At the Terrassa hospital, reports the secretary of Metges de Catalunya, “we have had up to 52 patients in the emergency room pending admission, without having a room. Accommodating these patients means occupying two floors of the center.” The saturation here has forced patients to be referred to other health centers.

Francisco Xavier Jiménez, for his part, handles less alarming figures. This senior Health official maintains that the incidence of patients in Catalan hospitals has increased by 10% in the last month due to flu and covid outbreaks. And he adds that in recent days the increase in patients "has oscillated between 2% and 3%." Therefore, Jiménez reiterates that the figures on healthcare during times of respiratory infections “move within the expected range.”

Xavier Lleonart does not share it. “We are saturated because the administration continues not to do its homework. And now, with emergencies and primary schools saturated, we will have to resort to heroic measures again, since there is no longer time to provide the system with more resources or personnel.” Lorena, secretary of Infermeres de Catalunya, shares that thesis. At the Les Corts CAP, where she works, they have treated up to 80 patients in one morning. “That is outrageous, professionals are being asked to make an extra effort that is impossible to achieve,” she criticizes.

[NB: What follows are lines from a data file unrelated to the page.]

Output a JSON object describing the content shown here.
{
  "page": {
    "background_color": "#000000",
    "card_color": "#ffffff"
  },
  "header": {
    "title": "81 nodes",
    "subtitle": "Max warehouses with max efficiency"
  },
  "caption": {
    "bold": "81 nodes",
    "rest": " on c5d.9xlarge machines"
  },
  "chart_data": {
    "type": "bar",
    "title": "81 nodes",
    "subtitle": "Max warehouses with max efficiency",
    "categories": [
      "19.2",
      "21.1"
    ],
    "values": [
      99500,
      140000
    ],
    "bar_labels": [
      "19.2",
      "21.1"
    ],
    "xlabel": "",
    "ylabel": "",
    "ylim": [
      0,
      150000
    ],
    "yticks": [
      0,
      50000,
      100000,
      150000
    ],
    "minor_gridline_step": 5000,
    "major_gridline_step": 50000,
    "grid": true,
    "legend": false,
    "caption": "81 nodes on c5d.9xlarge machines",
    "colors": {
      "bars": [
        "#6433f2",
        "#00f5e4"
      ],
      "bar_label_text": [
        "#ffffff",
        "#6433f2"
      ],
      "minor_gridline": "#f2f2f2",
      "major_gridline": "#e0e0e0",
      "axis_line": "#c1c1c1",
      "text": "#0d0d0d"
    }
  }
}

Lleonart reveals, on the other hand, that the tension generated among professionals by what he calls “collapse of the system” is already taking its first toll. “We began to hear about many doctors leaving due to stress,” he says. Francesc Xavier Jiménez admits that this staff is missing, but attributes it to casualties due to flu or covid infections in the workplace. Not even here do the opposite poles of the problem coincide. Lorena, from Infermeres de Catalunya, regrets that the last person harmed “by this flagrant lack of foresight” is the patient, “who then pays for it with the health workers, who are the ones in the front row. The sick person's discomfort never reaches the politician directly."

Where everyone does agree is in predicting that the peak of visits and income has not yet arrived. It is estimated that the situation in emergencies and primary care is going to get complicated in the coming days. It is expected that this upward trend will reverse as of January 15 or 20. And there is also coincidence with the fact that vaccination campaigns have failed this fall and winter.